This report shows the exponential distribution of averages of 40 exponentials from a thousand simulations in order to compare them with the Central Limit Theorem. I illustrate the properties of the distribution of the mean of 40 exponentials by:
set.seed(459)
# create 1000 randomly generated means for the exponential distribution with lambda as rate.

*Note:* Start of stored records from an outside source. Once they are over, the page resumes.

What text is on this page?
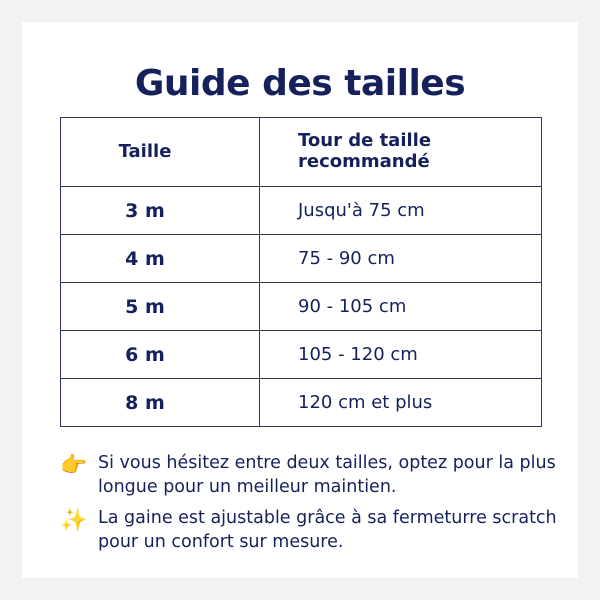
Guide des tailles
Taille	Tour de taille recommandé
3 m	Jusqu'à 75 cm
4 m	75 - 90 cm
5 m	90 - 105 cm
6 m	105 - 120 cm
8 m	120 cm et plus
👉 Si vous hésitez entre deux tailles, optez pour la plus longue pour un meilleur maintien.
✨ La gaine est ajustable grâce à sa fermeturre scratch pour un confort sur mesure.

# The exponential distribution is simulated in R with rexp(n, lambda) where lambda is the rate parameter and equal to 0.2. The mean of exponential distribution is 1/lambda and the standard deviation is also 1/lambda.
lambda=.2
mymean=1/lambda
mysd=1/lambda
n=40
data = NULL
for (i in 1 : 1000) data = c(data, mean(rexp(n, lambda)))
summary(data) #mean is just below mymean of 1/lambda=5
## Min. 1st Qu. Median Mean 3rd Qu. Max.
## 2.792 4.427 4.923 4.981 5.477 7.717
The simulated mean is close to the theoretical mean of 5.
#compare Theoretical Mean to Simulated Mean
theoretical_mean <- 1/lambda
print (paste("Theoretical Mean Distribution = ", theoretical_mean))
## [1] "Theoretical Mean Distribution = 5"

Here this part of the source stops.